Data Storage in DNA
October 16, 2017 – UW Daily
UW scientists coded Miles Davis into DNA
In an unassuming office in the Computer Science and Engineering Building, Ph.D. student Lee Organick holds a small test tube in her hand. Maybe an inch and a half long, the tube doesn’t look particularly special.
“Theoretically, that test tube can hold many petabytes of data, and could probably store most of Facebook’s photo archive if you encoded it into DNA,” said Luis Ceze, a UW associate professor of computer science and engineering.
The data in warehouses full of computers — entire data centers — could be encoded into just a few sugar cubes and placed inside that test tube.
As the information technology industry grows, it is producing information at an incredible speed that is outpacing mainstream storage. There is an enormous gap between information produced and total information capacity, and the industry is approaching the maximum storage limit.
“There is a clear trend towards trying to store information in as few atoms as possible,” Ceze said.
This concept is known as molecular storage, which is a term for data storage technologies that use molecular species as the storage element rather than items such as circuits, magnetics, or inorganic materials.
Ceze works in the Molecular Information Systems Lab (MISL), a project co-sponsored by Microsoft that explores the “intersection of molecular-level manipulation used in-silico and wet lab experiments.” The project began three years ago and brings together students and faculty with backgrounds in programming, biology, and chemistry, among others.

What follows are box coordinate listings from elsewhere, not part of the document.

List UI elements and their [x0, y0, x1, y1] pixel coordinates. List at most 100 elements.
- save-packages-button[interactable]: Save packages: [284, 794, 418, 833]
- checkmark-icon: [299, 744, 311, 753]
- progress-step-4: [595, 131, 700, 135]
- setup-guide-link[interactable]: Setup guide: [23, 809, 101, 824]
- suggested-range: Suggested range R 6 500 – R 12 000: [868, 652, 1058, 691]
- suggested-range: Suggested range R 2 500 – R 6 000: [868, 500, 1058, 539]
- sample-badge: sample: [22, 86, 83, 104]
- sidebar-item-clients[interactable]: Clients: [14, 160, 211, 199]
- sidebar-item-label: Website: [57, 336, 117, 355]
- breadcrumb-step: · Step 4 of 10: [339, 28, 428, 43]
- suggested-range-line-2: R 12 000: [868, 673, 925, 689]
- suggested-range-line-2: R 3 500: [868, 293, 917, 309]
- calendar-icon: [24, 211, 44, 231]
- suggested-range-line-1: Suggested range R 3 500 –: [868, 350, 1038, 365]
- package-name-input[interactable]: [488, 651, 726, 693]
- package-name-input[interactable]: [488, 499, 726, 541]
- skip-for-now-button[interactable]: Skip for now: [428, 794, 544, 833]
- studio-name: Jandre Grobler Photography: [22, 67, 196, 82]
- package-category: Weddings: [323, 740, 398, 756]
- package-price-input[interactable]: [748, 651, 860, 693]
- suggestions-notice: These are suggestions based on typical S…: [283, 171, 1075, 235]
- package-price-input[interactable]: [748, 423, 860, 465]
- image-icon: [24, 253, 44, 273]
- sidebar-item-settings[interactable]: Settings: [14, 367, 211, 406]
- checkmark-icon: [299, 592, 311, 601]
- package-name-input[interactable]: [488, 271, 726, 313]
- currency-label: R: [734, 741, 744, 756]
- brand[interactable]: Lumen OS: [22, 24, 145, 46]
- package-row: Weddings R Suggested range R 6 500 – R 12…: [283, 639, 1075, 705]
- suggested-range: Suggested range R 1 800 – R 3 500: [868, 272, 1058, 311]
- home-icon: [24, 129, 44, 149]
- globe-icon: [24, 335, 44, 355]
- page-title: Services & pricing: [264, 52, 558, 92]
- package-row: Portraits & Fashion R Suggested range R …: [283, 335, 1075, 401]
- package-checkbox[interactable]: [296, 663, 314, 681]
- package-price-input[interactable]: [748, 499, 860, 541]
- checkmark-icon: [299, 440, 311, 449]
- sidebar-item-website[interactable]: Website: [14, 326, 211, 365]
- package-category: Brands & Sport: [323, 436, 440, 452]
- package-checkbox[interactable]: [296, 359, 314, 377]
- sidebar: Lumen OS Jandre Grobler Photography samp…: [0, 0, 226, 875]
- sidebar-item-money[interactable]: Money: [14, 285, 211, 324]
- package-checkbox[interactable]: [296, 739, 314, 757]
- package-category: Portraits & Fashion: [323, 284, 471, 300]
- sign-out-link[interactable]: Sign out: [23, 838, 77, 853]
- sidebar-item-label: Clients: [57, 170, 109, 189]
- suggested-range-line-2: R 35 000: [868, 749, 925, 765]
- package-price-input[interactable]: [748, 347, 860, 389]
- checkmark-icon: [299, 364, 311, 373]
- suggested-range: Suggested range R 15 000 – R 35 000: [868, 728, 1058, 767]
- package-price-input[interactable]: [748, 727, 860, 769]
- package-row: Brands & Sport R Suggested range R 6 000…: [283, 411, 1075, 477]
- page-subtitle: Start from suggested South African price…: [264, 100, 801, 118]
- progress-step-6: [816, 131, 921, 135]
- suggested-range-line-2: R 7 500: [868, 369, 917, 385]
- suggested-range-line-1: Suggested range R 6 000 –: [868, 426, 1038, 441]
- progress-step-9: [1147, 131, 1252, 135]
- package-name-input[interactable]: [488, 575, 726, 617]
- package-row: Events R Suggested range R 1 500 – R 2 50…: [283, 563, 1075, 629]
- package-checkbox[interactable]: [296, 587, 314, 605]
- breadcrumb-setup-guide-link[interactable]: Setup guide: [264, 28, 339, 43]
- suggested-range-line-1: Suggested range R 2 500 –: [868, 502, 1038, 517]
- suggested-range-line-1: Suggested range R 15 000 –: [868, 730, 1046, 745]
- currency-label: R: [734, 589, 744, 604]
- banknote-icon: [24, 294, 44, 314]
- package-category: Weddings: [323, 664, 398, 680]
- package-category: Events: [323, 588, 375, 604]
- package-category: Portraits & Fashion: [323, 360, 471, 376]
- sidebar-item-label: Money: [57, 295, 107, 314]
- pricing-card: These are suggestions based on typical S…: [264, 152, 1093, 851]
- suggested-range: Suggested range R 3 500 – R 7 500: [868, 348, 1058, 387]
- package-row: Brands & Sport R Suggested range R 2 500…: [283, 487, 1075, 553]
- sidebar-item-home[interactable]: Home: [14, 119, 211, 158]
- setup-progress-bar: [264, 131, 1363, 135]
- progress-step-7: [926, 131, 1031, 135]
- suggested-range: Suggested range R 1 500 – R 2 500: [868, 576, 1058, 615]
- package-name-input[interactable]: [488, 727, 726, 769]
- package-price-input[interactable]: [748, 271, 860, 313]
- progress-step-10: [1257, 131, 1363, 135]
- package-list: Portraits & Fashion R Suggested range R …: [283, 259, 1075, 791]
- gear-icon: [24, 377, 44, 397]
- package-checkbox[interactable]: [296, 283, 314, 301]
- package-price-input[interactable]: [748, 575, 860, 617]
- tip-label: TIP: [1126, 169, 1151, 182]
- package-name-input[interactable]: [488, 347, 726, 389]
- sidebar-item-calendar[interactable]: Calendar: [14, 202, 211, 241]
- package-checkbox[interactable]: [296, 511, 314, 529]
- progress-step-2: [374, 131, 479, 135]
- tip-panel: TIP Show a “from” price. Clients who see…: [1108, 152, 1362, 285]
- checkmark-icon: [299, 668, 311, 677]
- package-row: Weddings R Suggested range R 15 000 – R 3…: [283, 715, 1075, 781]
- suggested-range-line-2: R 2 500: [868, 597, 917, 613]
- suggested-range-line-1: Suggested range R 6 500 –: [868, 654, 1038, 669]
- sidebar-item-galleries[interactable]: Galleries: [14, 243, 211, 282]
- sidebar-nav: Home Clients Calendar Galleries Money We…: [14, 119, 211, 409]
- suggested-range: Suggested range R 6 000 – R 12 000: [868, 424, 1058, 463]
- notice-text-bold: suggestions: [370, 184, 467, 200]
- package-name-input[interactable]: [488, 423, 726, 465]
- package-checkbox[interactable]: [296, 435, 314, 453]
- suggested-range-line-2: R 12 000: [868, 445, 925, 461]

The team’s latest effort to push the boundaries of DNA-based storage was part of a collaboration with Twist Bioscience and the Montreux Jazz Festival, which has one of the largest music archives in the world, posing an interesting data storage problem. MISL was able to successfully encode two archival-quality audio recordings in DNA, amounting to nearly 140 megabytes of data.
But why DNA?
Exploration of DNA as a storage medium began back in the ‘60s when DNA was first discovered, but there has been a revival in the past few years.
“DNA is incredibly dense, about a million times denser than the densest information storage medium available today,” Ceze said. “It is compact and durable, making it the ideal storage medium for what is known as archival storage.
Storage systems are built in hierarchies, with the fastest, most expensive storage being used for the things users access most frequently. At the bottom of the hierarchy lies code storage or archival storage, where data that isn’t accessed as frequently is stored.”
The lab at the UW is focused specifically on information technology uses of DNA, and it started small scale experiments about two years ago working on random access storage.
The theoretical limit was calculated as one exabyte, or one million terabytes, per cubic millimeter, which is roughly equivalent to a few grains of sand and far denser than any electronic storage that exists today. For reference, the information stored in a cubic millimeter of DNA would require a stack of one terabyte-sized hard drives about 6 miles high.
In the case of the jazz festival, the audio files were converted from binary code — 0s and 1s — to the four nucleotide bases that make up a strand of DNA: A, C, G, and T. Theoretically, the entire six petabyte collection would result in DNA smaller than one grain of rice.
Encoding the audio files into DNA took about a week and an entire team ranging from computer scientists to biochemists.
“The pipeline is we get the bits, we encode it into DNA, create the list of sequences that need to be printed, and then we send this list back to Twist Bioscience,” Ceze said. “Then after a little while, when they are done with their processes, they send a FedEx envelope back to the lab.”
This is where the wet lab gets involved to amplify the DNA and add certain primers; after a fews days, the DNA is run through the sequencer and converted back to digital data.
“Theoretically this entire process could be condensed down to seconds,” Ceze said. “But this project was interesting because it demonstrated a real use of the archive. It shows that [this type of storage] is becoming a reality.”
In order for the use of DNA archival storage to become widespread, the cost would have to substantially decrease. The way scientists think about DNA would also have to change. In the life science industry, the sequences all have to be perfect and there are a lot more redundancies built into the coding. However, for data storage, the DNA doesn’t have to be perfect. Even if there are errors in the storage the DNA can still be recovered.
Increased automation is also key. Currently, the protocols used to prepare the sequencing are extremely time consuming, being unable to automate the entire process would make it more widely applicable.
Right now, the team holds the world record for most data stored in DNA at 400 megabytes.
“This is potentially feasible in a decade,” Ceze said. “It would change everything.”